I went on the ask Helena why they chose this plot of land.
"The community was complaining about this huge plot of land that was not used. It used to belong to a company, but it didn’t pay taxes and accumulated debts. It was taken over by the biggest public bank, Banco do Brasil, which sold it in an auction. The new owner is not using it, he is just speculating, waiting for the price to go up. We think that when it was taken over by a public bank, for not paying taxes, it should have gone to public purposes, for housing."
I also asked her how the MTST organises, and she explained: "We have assemblies where everybody participates, but we also divide into smaller groups of 50 families. We have collective tasks like cleaning, health, etc. We organise education for children, but also adults, and cultural activities. It’s very important to try and raise the consciousness.
“It’s a very difficult situation, living in precarious huts, with no water and electricity. People depend a lot on each other. But they learn also what power there is in a collective organisation. That we can organise a crèche, school, pharmacy, library, etc, with no money. We use that to show how the problems of society could be solved.
“I think that this is the best thing with the occupations, how people discover their own power, a power they don’t know they have. They notice the power of solidarity, the power of organised and conscious people and that doesn’t disappear after an eviction."

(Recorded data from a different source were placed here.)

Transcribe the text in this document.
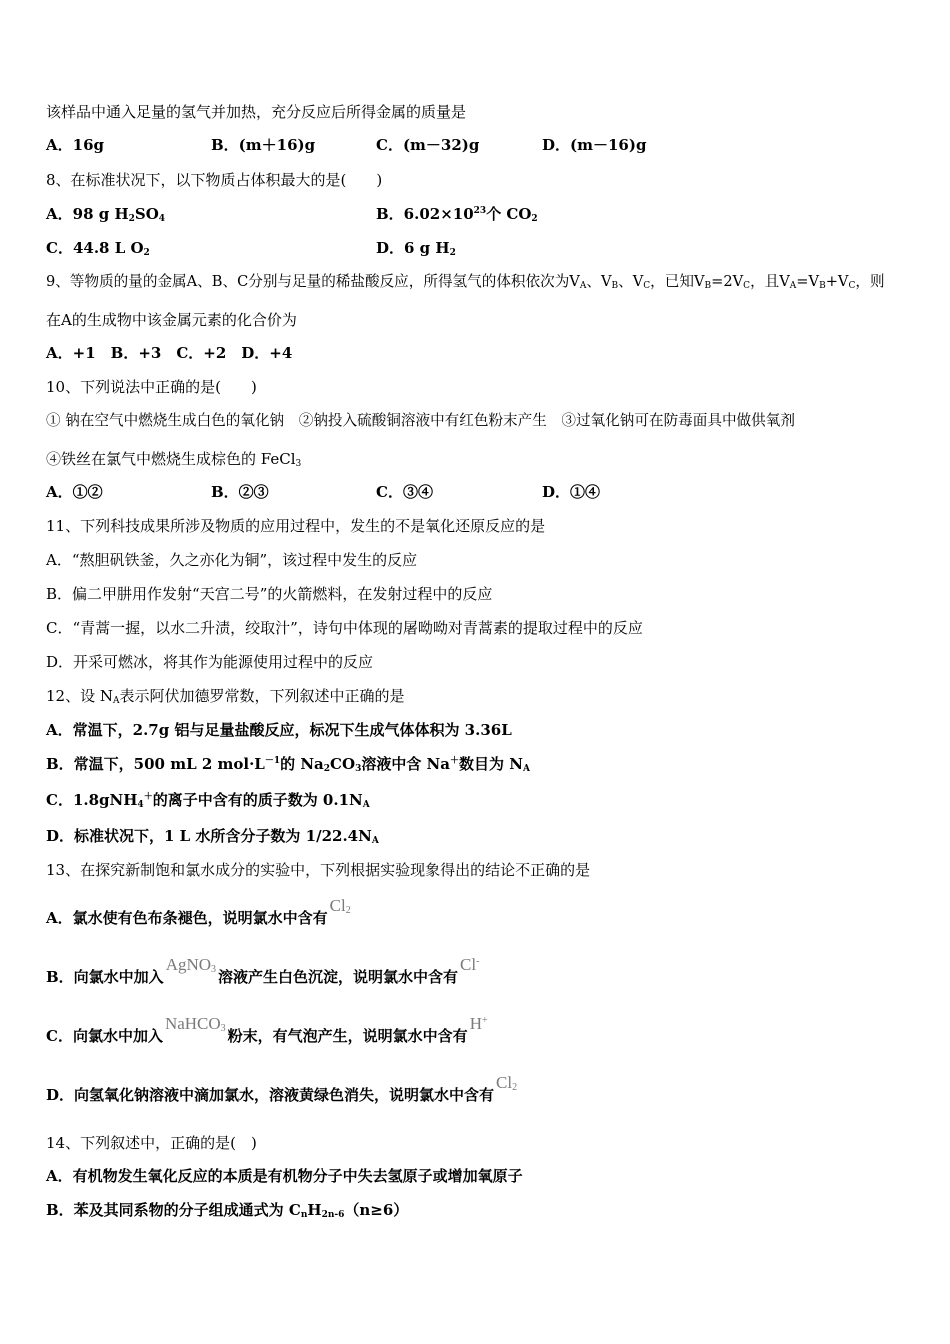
该样品中通入足量的氢气并加热，充分反应后所得金属的质量是
A．16g	B．(m＋16)g	C．(m－32)g	D．(m－16)g
8、在标准状况下，以下物质占体积最大的是(　　)
A．98 g $H_2SO_4$	B．$6.02\times 10^{23}$个 $CO_2$
C．44.8 L $O_2$	D．6 g $H_2$
9、等物质的量的金属A、B、C分别与足量的稀盐酸反应，所得氢气的体积依次为$V_A$、$V_B$、$V_C$，已知$V_B=2V_C$，且$V_A=V_B+V_C$，则
在A的生成物中该金属元素的化合价为
A．+1　B．+3　C．+2　D．+4
10、下列说法中正确的是(　　)
① 钠在空气中燃烧生成白色的氧化钠　②钠投入硫酸铜溶液中有红色粉末产生　③过氧化钠可在防毒面具中做供氧剂
④铁丝在氯气中燃烧生成棕色的 FeCl$_3$
A．①②	B．②③	C．③④	D．①④
11、下列科技成果所涉及物质的应用过程中，发生的不是氧化还原反应的是
A．“熬胆矾铁釜，久之亦化为铜”，该过程中发生的反应
B．偏二甲肼用作发射“天宫二号”的火箭燃料，在发射过程中的反应
C．“青蒿一握，以水二升渍，绞取汁”，诗句中体现的屠呦呦对青蒿素的提取过程中的反应
D．开采可燃冰，将其作为能源使用过程中的反应
12、设 $N_A$表示阿伏加德罗常数，下列叙述中正确的是
A．常温下，2.7g 铝与足量盐酸反应，标况下生成气体体积为 3.36L
B．常温下，500 mL 2 $mol\cdot L^{-1}$的 $Na_2CO_3$溶液中含 Na＋数目为 $N_A$
C．1.8gNH$_4$＋的离子中含有的质子数为 $0.1N_A$
D．标准状况下，1 L 水所含分子数为 $1/22.4N_A$
13、在探究新制饱和氯水成分的实验中，下列根据实验现象得出的结论不正确的是
A．氯水使有色布条褪色，说明氯水中含有$Cl_2$
B．向氯水中加入AgNO$_3$ 溶液产生白色沉淀，说明氯水中含有Cl-
C．向氯水中加入NaHCO$_3$ 粉末，有气泡产生，说明氯水中含有H+
D．向氢氧化钠溶液中滴加氯水，溶液黄绿色消失，说明氯水中含有$Cl_2$
14、下列叙述中，正确的是(　)
A．有机物发生氧化反应的本质是有机物分子中失去氢原子或增加氧原子
B．苯及其同系物的分子组成通式为 $C_nH_{2n-6}(n\ge 6)$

After a few hours sleep in a car chair, the sun went up. Now you could notice how big the plot of land is. The area is 1,2 million square metres, 15 times as big as the Chico Mendes occupation. After a first assembly, the occupiers began making more sturdy huts, and the first communal house. "The heart of a camp is always the kitchen", says Gabriel, one the MTST organisers.
Early in the morning a car with loudspeaker began campaigning in the area, calling more people to join the camp. After a couple of days, the camp has grown to one thousand people. At half past seven in the morning, the military police turned up for the first time. The occupiers greeted the police by chanting slogans, to show that they are conscious and organised, and will not easily be evicted. The MTST had a lawyer ready and the process of negotiations started.
An assembly decided that the camp will carry the name "João Cândido", after a black marine that led an uprising of marines in 1910 against corporal punishment, and who became known as the "Black Admiral".
Things are still very tenuous, and we do not know if the occupation will survive the first week. The military police is trying to block the entrance of more people into the camp, and the delivery of food and water. A judge has made the first decision calling for eviction, but that will be contested, and so far the mayor of the city has not cooperated to help with an eviction. An important task is to publicise the camp, to help put pressure on the authorities. CWI members and sympathisers can help by sending messages of solidarity to firstname.lastname@example.org and copies to email@example.com.
Since this article was first written over 2 500 families have joined the occupation. As a result of the pressure put on the local mayor he has pressured the state bank which funds social housing to provide funds for building homes for those occupuying the land. The mayor has agreed to provide another plot of land for the houses to be built on. The MTST has put pressure on the military police not to evict those occupying the land because an outline agreement has been made with the mayor. The MTST has appealed for letters of support to continue and for the pressure to be maintained so we call on all socialists and activists to send letters of support.